Может быть, сегодня утром мелькнул последний розовый её луч, а там она будет уже – не блистать ярко, а согревать невидимо жизнь; жизнь поглотит её, и она будет её сильною, конечно, но скрытою пружиной. И отныне проявления её будут так просты, обыкновенны.
Поэма минует, и начнётся строгая история: палата, потом поездка в Обломовку, постройка дома, заклад в совет, проведение дороги, нескончаемый разбор дел с мужиками, порядок работ, жнитво, умолот, щёлканье счётов, заботливое лицо приказчика, дворянские выборы, заседание в суде.
Кое-где только, изредка, блеснёт взгляд Ольги, прозвучит Casta diva, раздастся торопливый поцелуй, а там опять на работы ехать, в город ехать, там опять приказчик, опять щёлканье счётов.
Гости приехали – и то не отрада: заговорят, сколько кто вина выкуривает на заводе, сколько кто аршин сукна ставит в казну… Что ж это? Ужели то сулил он себе? Разве это жизнь?.. А между тем живут так, как будто в этом вся жизнь. И Андрею она нравится!
Но женитьба, свадьба – всё-таки это поэзия жизни, это готовый, распустившийся цветок. Он представил себе, как он ведёт Ольгу к алтарю: она – с померанцевой веткой на голове, с длинным покрывалом. В толпе шёпот удивления. Она стыдливо, с тихо волнующейся грудью, с своей горделиво и грациозно наклонённой головой, подаёт ему руку и не знает, как ей глядеть на всех. То улыбка блеснёт у ней, то слёзы явятся, то складка над бровью заиграет какою-то мыслью.
Дома, когда гости уедут, она, ещё в пышном наряде, бросается ему на грудь, как сегодня…
«Нет, побегу к Ольге, не могу думать и чувствовать один, – мечтал он. – Расскажу всем, целому свету… нет, сначала тётке, потом барону, напишу к Штольцу – вот изумится-то! Потом скажу Захару: он поклонится в ноги и завопит от радости, дам ему двадцать пять рублей. Придёт Анисья, будет руку ловить целовать: ей дам десять рублей; потом… потом, от радости, закричу на весь мир, так закричу, что мир скажет: „Обломов счастлив. Обломов женится!“ Теперь побегу к Ольге: там ждёт меня продолжительный шёпот, таинственный уговор слить две жизни в одну!..»

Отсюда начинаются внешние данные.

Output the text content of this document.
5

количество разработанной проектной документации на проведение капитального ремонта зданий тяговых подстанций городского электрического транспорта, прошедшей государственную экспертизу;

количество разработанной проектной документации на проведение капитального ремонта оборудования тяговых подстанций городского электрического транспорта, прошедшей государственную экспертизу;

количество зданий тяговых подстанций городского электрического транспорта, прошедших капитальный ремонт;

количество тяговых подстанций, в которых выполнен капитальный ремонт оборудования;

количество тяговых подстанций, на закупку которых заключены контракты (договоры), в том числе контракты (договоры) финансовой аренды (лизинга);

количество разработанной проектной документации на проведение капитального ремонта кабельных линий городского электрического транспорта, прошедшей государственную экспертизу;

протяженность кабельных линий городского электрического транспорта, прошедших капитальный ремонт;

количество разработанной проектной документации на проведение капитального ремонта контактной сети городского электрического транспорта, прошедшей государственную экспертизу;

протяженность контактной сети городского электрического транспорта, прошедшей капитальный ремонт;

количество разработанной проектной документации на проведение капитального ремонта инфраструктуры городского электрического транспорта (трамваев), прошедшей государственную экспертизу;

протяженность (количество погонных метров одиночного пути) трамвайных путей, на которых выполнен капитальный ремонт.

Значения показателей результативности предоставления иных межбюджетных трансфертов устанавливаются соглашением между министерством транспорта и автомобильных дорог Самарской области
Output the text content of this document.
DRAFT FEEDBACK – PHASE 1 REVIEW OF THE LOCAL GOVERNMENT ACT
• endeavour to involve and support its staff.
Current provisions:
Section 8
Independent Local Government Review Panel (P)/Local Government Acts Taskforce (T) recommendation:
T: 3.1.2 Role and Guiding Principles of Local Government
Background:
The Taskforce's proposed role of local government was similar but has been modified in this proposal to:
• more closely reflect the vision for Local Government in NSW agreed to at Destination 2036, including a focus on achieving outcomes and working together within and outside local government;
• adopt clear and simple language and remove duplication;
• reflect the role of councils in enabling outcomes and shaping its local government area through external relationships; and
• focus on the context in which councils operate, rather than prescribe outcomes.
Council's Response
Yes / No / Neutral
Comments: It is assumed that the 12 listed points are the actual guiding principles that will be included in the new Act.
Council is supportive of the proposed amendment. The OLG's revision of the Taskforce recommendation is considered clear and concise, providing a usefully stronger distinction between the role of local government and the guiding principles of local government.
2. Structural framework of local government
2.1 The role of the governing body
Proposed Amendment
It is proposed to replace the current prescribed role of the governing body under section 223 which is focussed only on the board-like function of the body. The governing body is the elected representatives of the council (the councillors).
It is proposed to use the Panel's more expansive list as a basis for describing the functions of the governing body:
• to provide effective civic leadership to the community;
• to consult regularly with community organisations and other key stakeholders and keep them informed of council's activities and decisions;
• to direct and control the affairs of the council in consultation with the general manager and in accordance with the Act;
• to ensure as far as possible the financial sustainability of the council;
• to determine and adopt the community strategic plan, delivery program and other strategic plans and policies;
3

Он побежал к Ольге. Она с улыбкой выслушала его мечты; но только он вскочил, чтоб бежать объявить тётке, у ней так сжались брови, что он струсил.
– Никому ни слова! – сказала она, приложив палец к губам и грозя ему, чтоб он тише говорил, чтоб тётка не услыхала из другой комнаты. – Ещё не пора!

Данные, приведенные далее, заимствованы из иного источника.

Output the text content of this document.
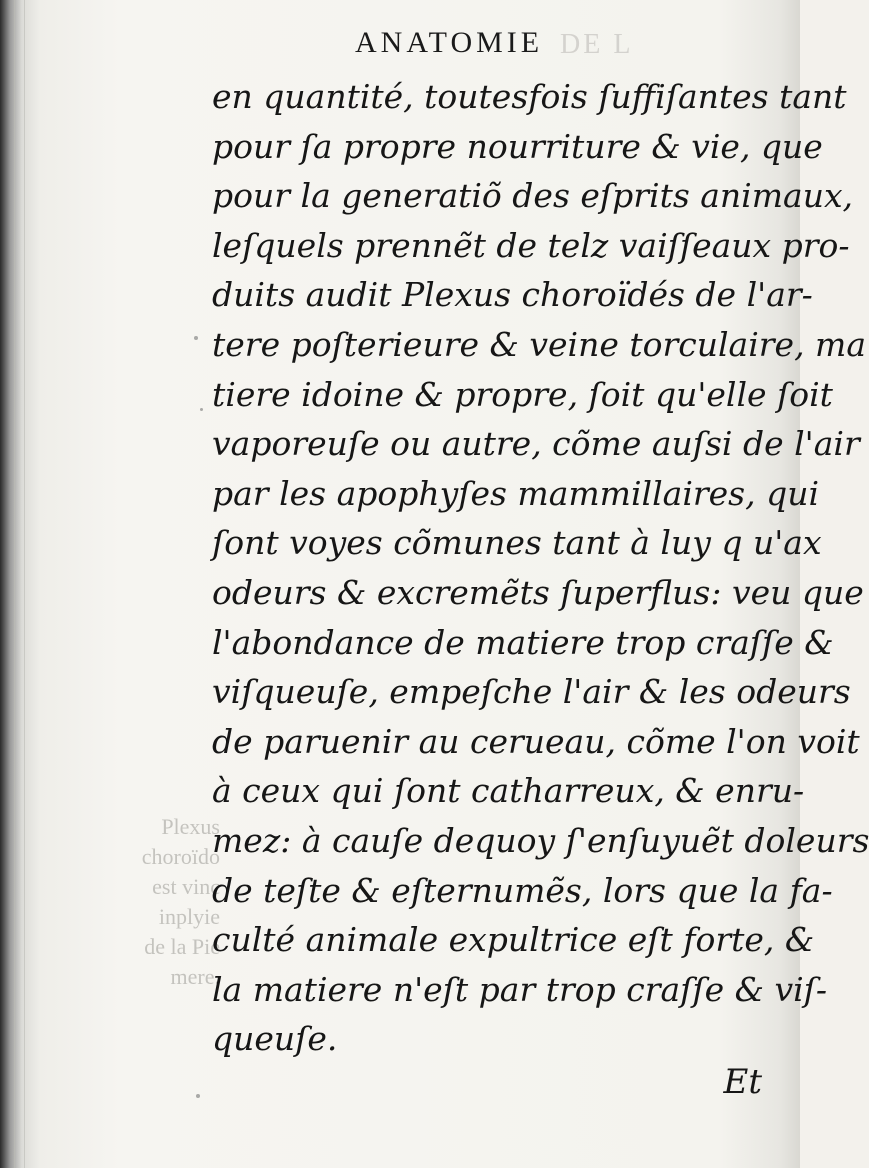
DE L
Plexus
choroïdo
est vinc
inplyie
de la Pie
mere.
ANATOMIE
en quantité, toutesfois ſuffiſantes tant
pour ſa propre nourriture & vie, que
pour la generatiõ des eſprits animaux,
leſquels prennẽt de telz vaiſſeaux pro-
duits audit Plexus choroïdés de l'ar-
tere poſterieure & veine torculaire, ma
tiere idoine & propre, ſoit qu'elle ſoit
vaporeuſe ou autre, cõme auſsi de l'air
par les apophyſes mammillaires, qui
ſont voyes cõmunes tant à luy q u'ax
odeurs & excremẽts ſuperflus: veu que
l'abondance de matiere trop craſſe &
viſqueuſe, empeſche l'air & les odeurs
de paruenir au cerueau, cõme l'on voit
à ceux qui ſont catharreux, & enru-
mez: à cauſe dequoy ſ'enſuyuẽt doleurs
de teſte & eſternumẽs, lors que la fa-
culté animale expultrice eſt forte, &
la matiere n'eſt par trop craſſe & viſ-
queuſe.
Et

– Когда же пора, если между нами всё решено? – нетерпеливо спросил он. – Что ж теперь делать? С чего начать? – спрашивал он. – Не сидеть же сложа руки. Начинается обязанность, серьёзная жизнь…
– Да, начинается, – повторила она, глядя на него пристально.

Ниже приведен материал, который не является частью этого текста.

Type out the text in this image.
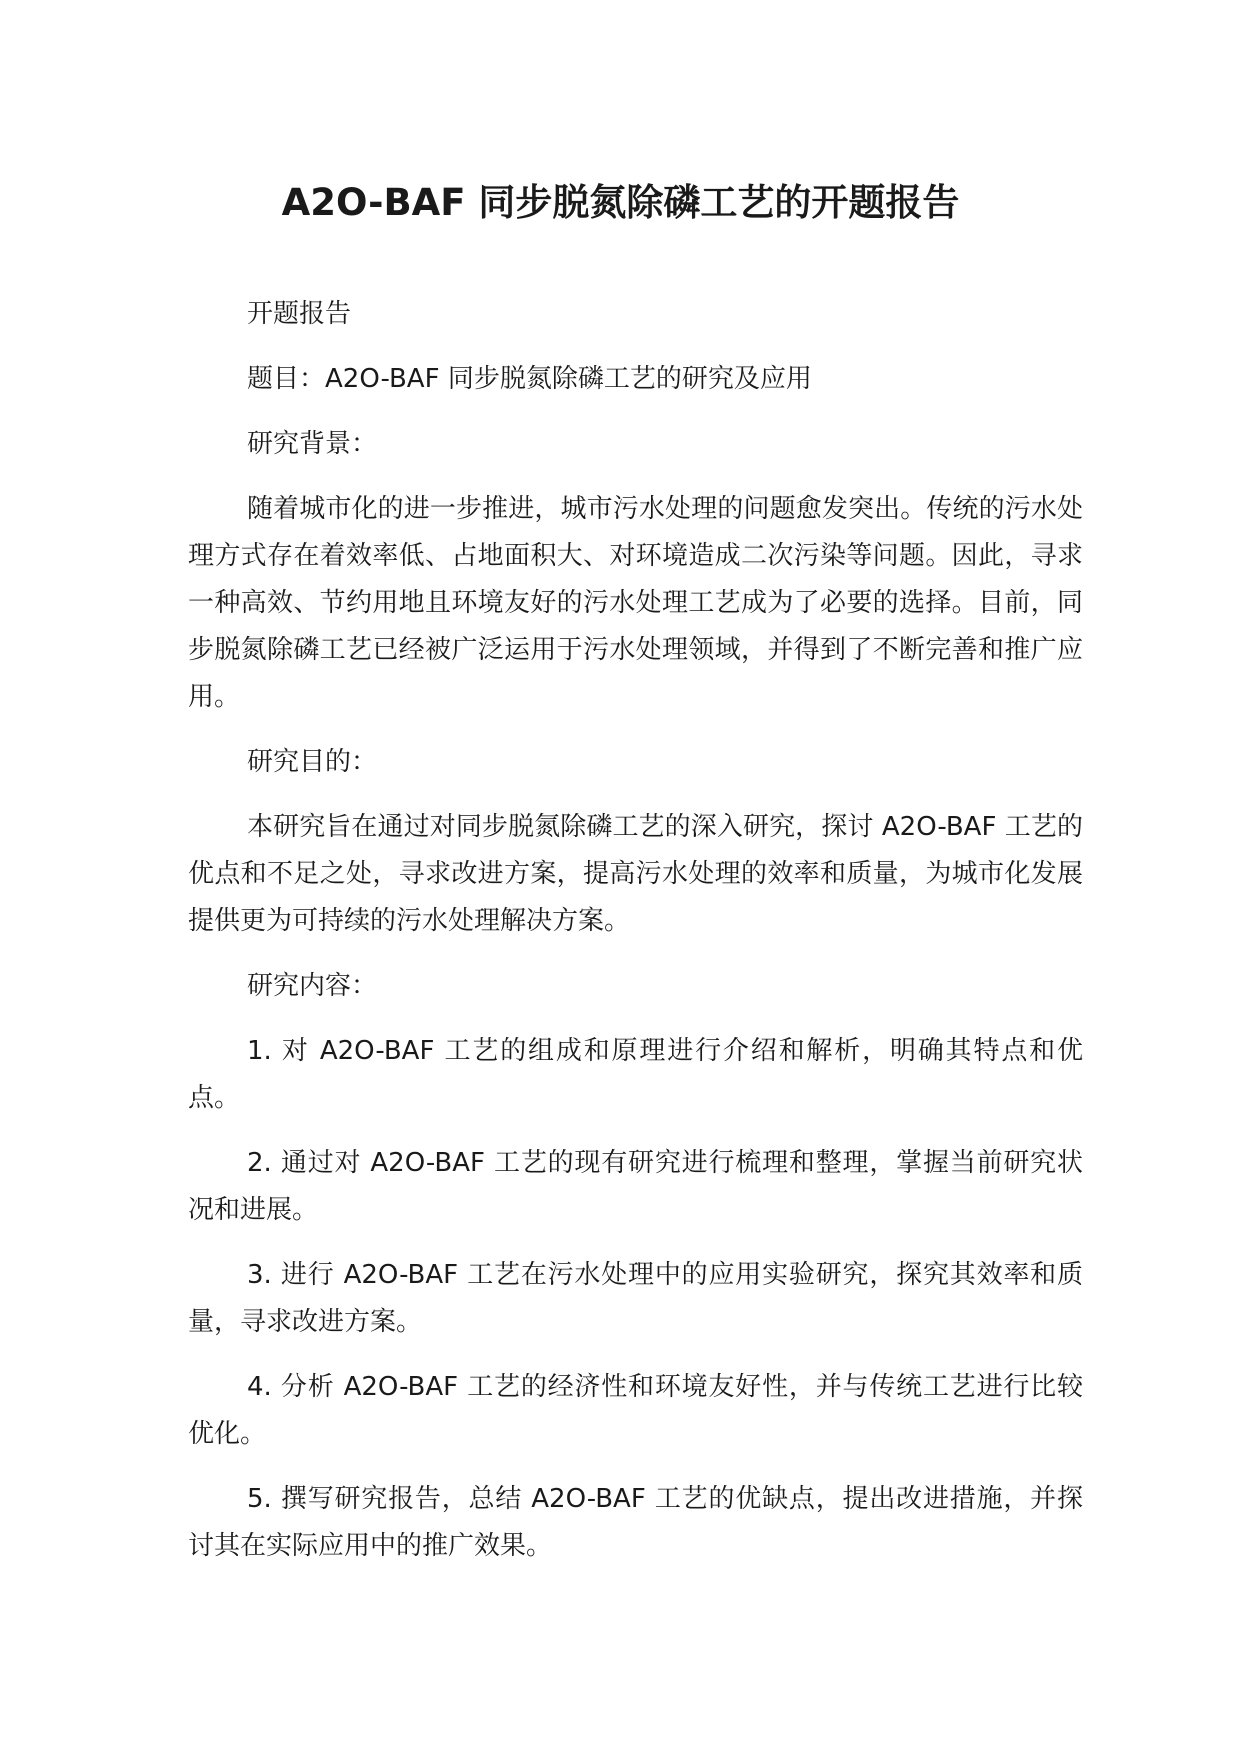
A2O-BAF 同步脱氮除磷工艺的开题报告

开题报告

题目：A2O-BAF 同步脱氮除磷工艺的研究及应用

研究背景：

随着城市化的进一步推进，城市污水处理的问题愈发突出。传统的污水处理方式存在着效率低、占地面积大、对环境造成二次污染等问题。因此，寻求一种高效、节约用地且环境友好的污水处理工艺成为了必要的选择。目前，同步脱氮除磷工艺已经被广泛运用于污水处理领域，并得到了不断完善和推广应用。

研究目的：

本研究旨在通过对同步脱氮除磷工艺的深入研究，探讨 A2O-BAF 工艺的优点和不足之处，寻求改进方案，提高污水处理的效率和质量，为城市化发展提供更为可持续的污水处理解决方案。

研究内容：

1. 对 A2O-BAF 工艺的组成和原理进行介绍和解析，明确其特点和优点。

2. 通过对 A2O-BAF 工艺的现有研究进行梳理和整理，掌握当前研究状况和进展。

3. 进行 A2O-BAF 工艺在污水处理中的应用实验研究，探究其效率和质量，寻求改进方案。

4. 分析 A2O-BAF 工艺的经济性和环境友好性，并与传统工艺进行比较优化。

5. 撰写研究报告，总结 A2O-BAF 工艺的优缺点，提出改进措施，并探讨其在实际应用中的推广效果。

– Ну, вот я и хотел сделать первый шаг, идти к тётке…
– Это последний шаг.
– Какой же первый?
– Первый… идти в палату: ведь надо какую-то бумагу писать?
– Да… я завтра…
– Отчего ж не сегодня?
– Сегодня… сегодня такой день, и уйти от тебя, Ольга!
– Ну хорошо, завтра. А потом?
– Потом – сказать тётке, написать к Штольцу.
– Нет, потом ехать в Обломовку… Ведь Андрей Иванович писал, что надо делать в деревне: я не знаю, какие там у вас дела, постройка, что ли? – спросила она, глядя ему в лицо.
– Боже мой! – говорил Обломов. – Да если слушать Штольца, так ведь до тётки век дело не дойдёт! Он говорит, что надо начать строить дом, потом дорогу, школы заводить… Этого всего в целый век не переделаешь. Мы, Ольга, вместе поедем, и тогда…
– А куда мы приедем? Есть там дом?
– Нет: старый плох; крыльцо совсем, я думаю, расшаталось.
– Куда ж мы приедем? – спросила она.
– Надо здесь квартиру приискать.
– Для этого тоже надо ехать в город, – заметила она, – это второй шаг…
– Потом… – начал он.
– Да ты прежде шагни два раза, а там…
«Что ж это такое? – печально думал Обломов. – Ни продолжительного шёпота, ни таинственного уговора слить обе жизни в одну! Всё как-то иначе, по-другому. Какая странная эта Ольга! Она не останавливается на одном месте, не задумывается сладко над поэтической минутой, как будто у ней вовсе нет мечты, нет потребности утонуть в раздумье! Сейчас и поезжай в палату, на квартиру – точно Андрей! Что это всё они как будто сговорились торопиться жить!»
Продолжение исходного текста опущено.